Les pièces archéologiques tirées du Rhône, qui résident au Musée départemental Arles antique, ont fait l’objet de quatre expositions avant celle du MAH : deux, assez pointues, étaient destinées à une audience confidentielle. En 2009 par contre, le musée arlésien les a mises en valeur dans un accrochage grand public ; 400 000 visiteurs s’y sont précipités, un record pour ce qui était, avant son agrandissement et son renouveau, une institution relativement secondaire. En 2012, les trésors rhodaniens ont les honneurs du Louvre. Bingo ! “Arles, les fouilles du Rhône. Un fleuve pour mémoire” attire un million de personnes, ni plus ni moins. Un score énorme, même pour Paris. Le Musée d’art et d’histoire fera-t-il aussi bien avec “César et le Rhône. Chefs-d’œuvre antiques d’Arles”?
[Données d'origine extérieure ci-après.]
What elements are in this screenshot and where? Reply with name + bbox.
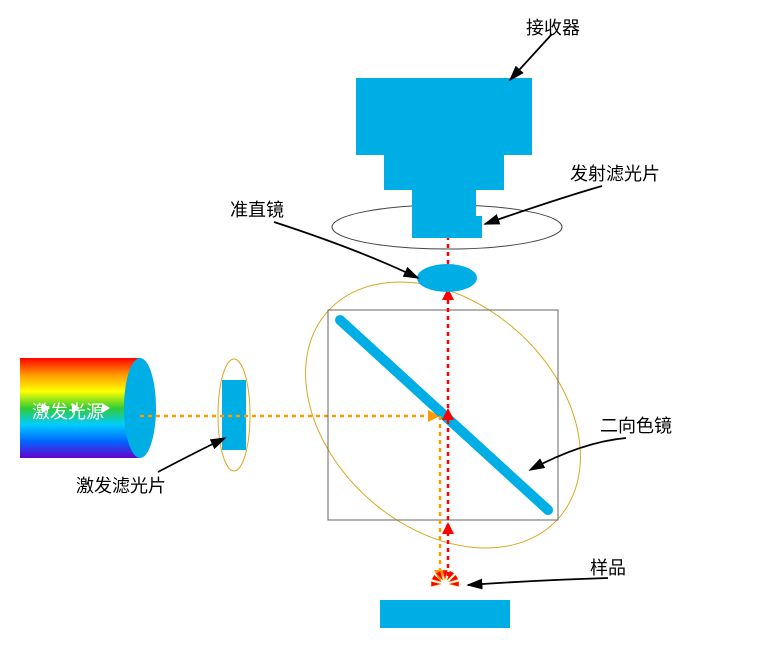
label-collimator: 准直镜	[230, 196, 284, 222]
diagram-stage: 接收器 发射滤光片 准直镜 激发滤光片 二向色镜 样品 激发光源	[0, 0, 766, 664]
label-sample: 样品	[590, 554, 626, 580]
label-excitation-filter: 激发滤光片	[76, 472, 166, 498]
label-detector: 接收器	[526, 14, 580, 40]
label-dichroic: 二向色镜	[600, 412, 672, 438]
diagram-svg	[0, 0, 766, 664]
label-emission-filter: 发射滤光片	[570, 160, 660, 186]
label-excitation-source: 激发光源	[32, 398, 104, 424]
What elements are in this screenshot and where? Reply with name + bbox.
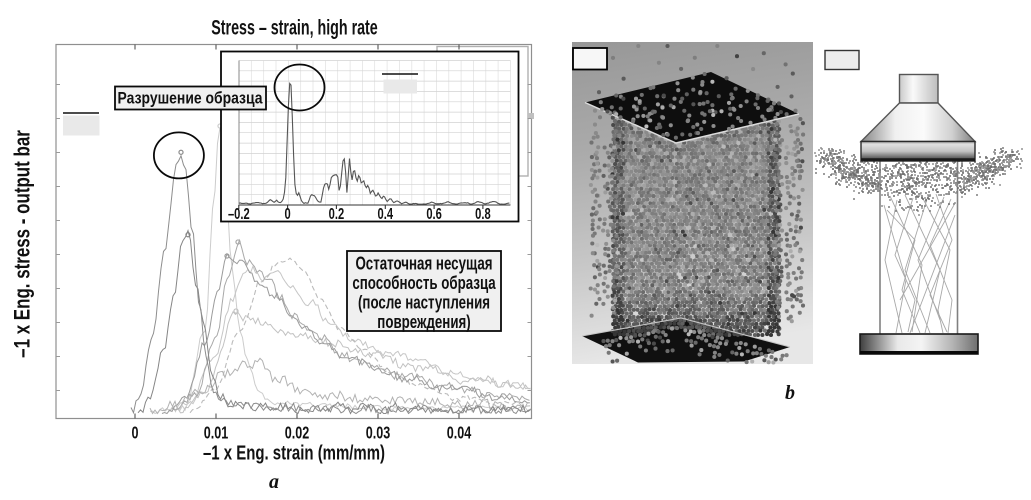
svg-text:0.02: 0.02: [285, 424, 310, 444]
svg-text:–0.2: –0.2: [228, 205, 250, 222]
svg-text:a: a: [269, 471, 279, 493]
svg-text:0.01: 0.01: [204, 424, 229, 444]
svg-text:–1 x Eng. strain (mm/mm): –1 x Eng. strain (mm/mm): [203, 441, 385, 464]
svg-text:0.2: 0.2: [329, 205, 345, 222]
svg-text:0.04: 0.04: [447, 424, 472, 444]
svg-text:0.03: 0.03: [366, 424, 391, 444]
svg-text:повреждения): повреждения): [377, 312, 470, 333]
svg-text:0.8: 0.8: [475, 205, 491, 222]
svg-text:0: 0: [284, 205, 290, 222]
svg-text:b: b: [785, 382, 795, 404]
svg-text:Остаточная несущая: Остаточная несущая: [355, 253, 492, 274]
svg-text:–1 x Eng. stress - output bar: –1 x Eng. stress - output bar: [10, 130, 35, 358]
svg-text:(после наступления: (после наступления: [358, 292, 490, 313]
svg-text:0: 0: [131, 424, 138, 444]
svg-text:Разрушение образца: Разрушение образца: [118, 89, 263, 108]
svg-text:Stress – strain, high rate: Stress – strain, high rate: [211, 16, 377, 39]
svg-text:0.6: 0.6: [426, 205, 442, 222]
svg-text:способность образца: способность образца: [352, 273, 496, 294]
svg-text:0.4: 0.4: [378, 205, 394, 222]
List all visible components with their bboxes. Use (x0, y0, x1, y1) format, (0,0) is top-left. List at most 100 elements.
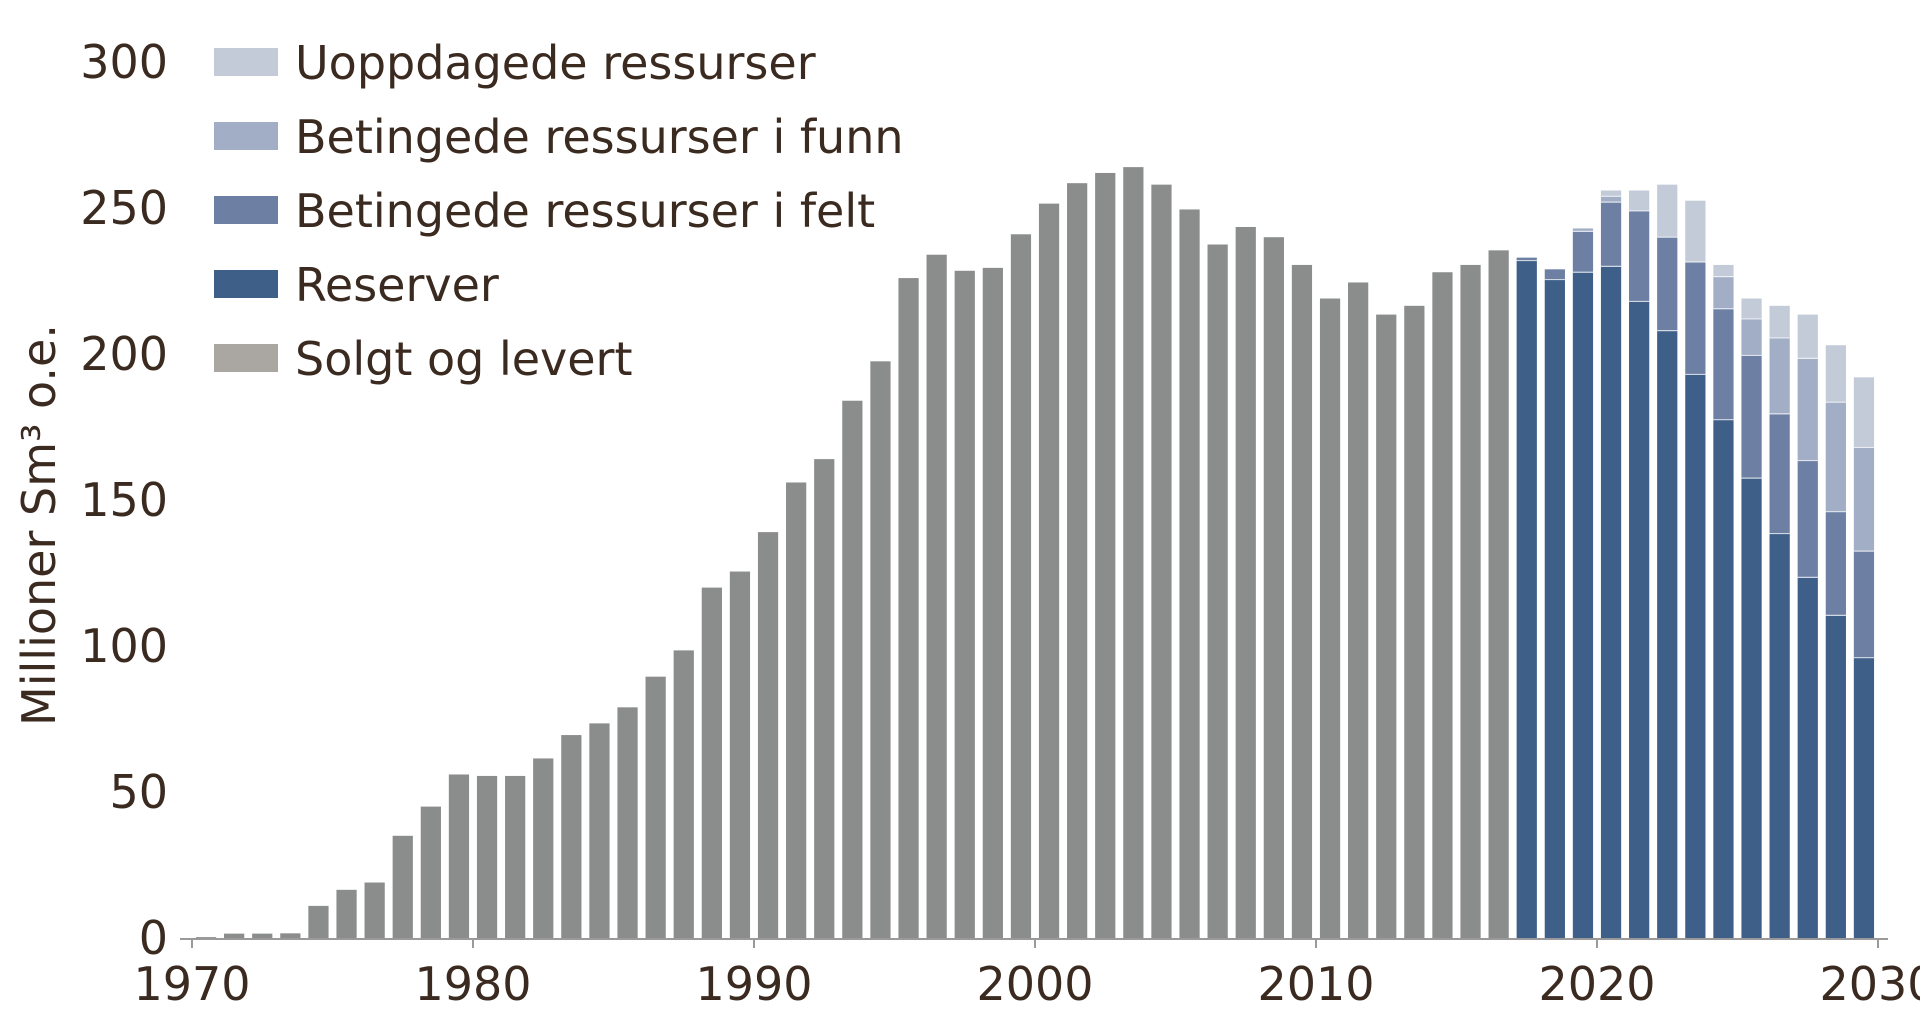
bar-segment (1572, 228, 1594, 232)
y-tick-label: 150 (80, 473, 168, 527)
bar-segment (1600, 202, 1622, 267)
x-axis-ticks: 1970 1980 1990 2000 2010 2020 2030 (133, 939, 1920, 1011)
bar-segment (1825, 615, 1846, 938)
bar-segment (617, 707, 638, 938)
bar-segment (1235, 226, 1256, 939)
bar-segment (729, 571, 751, 938)
bar-segment (1544, 279, 1565, 938)
bar-segment (1657, 184, 1678, 238)
y-tick-label: 0 (139, 911, 168, 965)
legend-swatch (214, 344, 278, 372)
bar-segment (1572, 231, 1594, 273)
bar-segment (1067, 183, 1088, 938)
bar-segment (448, 774, 470, 938)
bar-segment (1685, 200, 1706, 263)
bar-segment (898, 278, 919, 939)
bar-segment (476, 775, 498, 938)
bar-segment (1629, 210, 1650, 302)
bar-segment (420, 806, 441, 938)
bar-segment (1179, 209, 1200, 938)
bar-segment (1769, 413, 1790, 534)
bar-segment (954, 270, 975, 938)
x-tick-label: 2020 (1538, 957, 1655, 1011)
bar-segment (1657, 330, 1678, 938)
legend-label: Solgt og levert (295, 332, 633, 386)
bar-segment (1151, 184, 1172, 938)
y-tick-label: 50 (109, 765, 168, 819)
bar-segment (1629, 301, 1650, 938)
bar-segment (1769, 337, 1790, 414)
bar-segment (1432, 272, 1453, 938)
x-tick-label: 2010 (1257, 957, 1374, 1011)
legend-label: Reserver (295, 258, 499, 312)
y-axis-label: Millioner Sm³ o.e. (12, 324, 66, 726)
x-tick-label: 1990 (695, 957, 812, 1011)
bar-segment (1600, 196, 1622, 203)
bar-segment (1629, 190, 1650, 211)
y-axis-ticks: 0 50 100 150 200 250 300 (80, 35, 168, 965)
legend-swatch (214, 122, 278, 150)
bar-segment (645, 676, 666, 938)
bar-segment (1460, 264, 1481, 938)
bar-segment (1825, 511, 1846, 616)
bar-segment (1741, 318, 1762, 356)
bar-segment (1123, 167, 1144, 938)
bar-segment (224, 933, 245, 938)
bar-segment (701, 587, 722, 938)
bar-segment (870, 361, 891, 938)
bar-segment (1572, 272, 1594, 938)
bar-segment (1853, 657, 1875, 938)
y-tick-label: 100 (80, 619, 168, 673)
bar-segment (1797, 314, 1818, 359)
bar-segment (1010, 234, 1032, 938)
bar-segment (1853, 447, 1875, 552)
bar-segment (195, 937, 217, 938)
bar-segment (505, 775, 526, 938)
legend-swatch (214, 48, 278, 76)
bar-segment (814, 459, 835, 938)
bar-segment (1488, 250, 1509, 939)
bar-segment (1038, 203, 1060, 938)
bar-segment (1348, 282, 1369, 939)
bar-segment (1657, 237, 1678, 331)
bar-segment (1741, 478, 1762, 938)
bar-segment (280, 933, 301, 938)
bar-segment (1713, 308, 1734, 420)
bar-segment (1797, 577, 1818, 938)
bar-segment (392, 835, 413, 938)
legend-label: Betingede ressurser i felt (295, 184, 875, 238)
bar-segment (926, 254, 947, 939)
bar-segment (757, 532, 779, 938)
bar-segment (1741, 355, 1762, 479)
bar-segment (252, 933, 273, 938)
x-tick-label: 1970 (133, 957, 250, 1011)
bar-segment (786, 482, 807, 938)
bar-segment (533, 758, 554, 938)
x-tick-label: 2000 (976, 957, 1093, 1011)
x-tick-label: 1980 (414, 957, 531, 1011)
bar-segment (1713, 264, 1734, 277)
bar-segment (1685, 374, 1706, 938)
x-tick-label: 2030 (1819, 957, 1920, 1011)
y-tick-label: 300 (80, 35, 168, 89)
legend-label: Uoppdagede ressurser (295, 36, 816, 90)
bar-segment (1797, 358, 1818, 461)
bar-segment (1516, 260, 1537, 938)
bar-segment (1713, 276, 1734, 309)
legend: Uoppdagede ressurser Betingede ressurser … (214, 36, 904, 386)
bar-segment (1291, 264, 1313, 938)
bar-segment (1095, 172, 1116, 938)
bar-segment (589, 723, 610, 938)
bar-segment (1853, 551, 1875, 658)
bar-segment (364, 882, 385, 938)
bar-segment (1376, 314, 1397, 939)
legend-swatch (214, 196, 278, 224)
legend-swatch (214, 270, 278, 298)
bar-segment (1263, 237, 1284, 938)
bar-segment (673, 650, 694, 938)
bar-segment (308, 905, 329, 938)
bar-segment (982, 267, 1003, 938)
bar-segment (1713, 419, 1734, 938)
bar-segment (1853, 377, 1875, 448)
bar-segment (1685, 262, 1706, 375)
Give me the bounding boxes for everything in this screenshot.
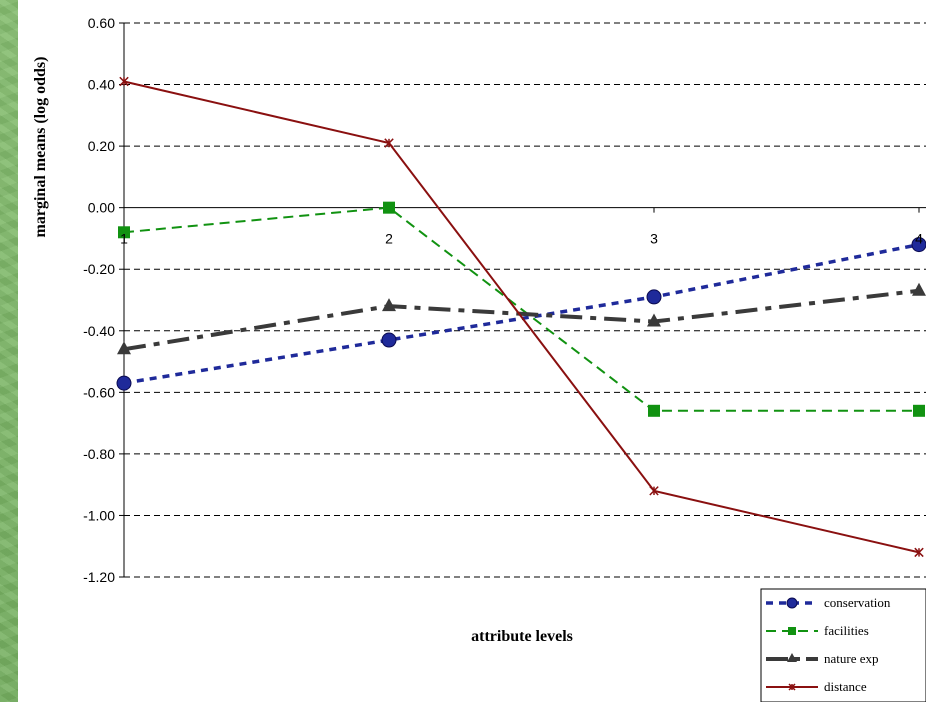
data-point	[384, 138, 394, 148]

Si l’on ajoute encore le “Captif” – un bronze superbe datant du tournant de notre ère et représentant un prisonnier – Jean-Yves Marin tient en main son brelan. “Les visiteurs viendront probablement d’abord pour voir ces pièces rarissimes et splendides. Nous les retiendrons ensuite avec des objets qui n’ont jamais été exposés, comme cette roue de chariot du IVe siècle, en bois, cerclée de fer, retrouvée dans les eaux du Rhône qui l’ont conservée en parfait état. Cette découverte nous permet de parler de l’archéologie subaquatique et des fouilles récentes. Mon souci constant est de marier dans une exposition l’intérêt scientifique et la beauté.”


Coffre Ier-IIe siècle après J.-C.

Avec “César et le Rhône”, Jean-Yves Marin tire son feu d’artifice d’adieu. Son mandat à la tête du MAH s’achève à la fin de 2019. “Je suis profondément heureux de terminer sur une grande expo d’archéologie. Elle permet de repositionner Genève dans ce domaine et de rappeler que le Musée d’art et d’histoire possède, avec Bâle, la plus belle collection d’objets antiques de Suisse.”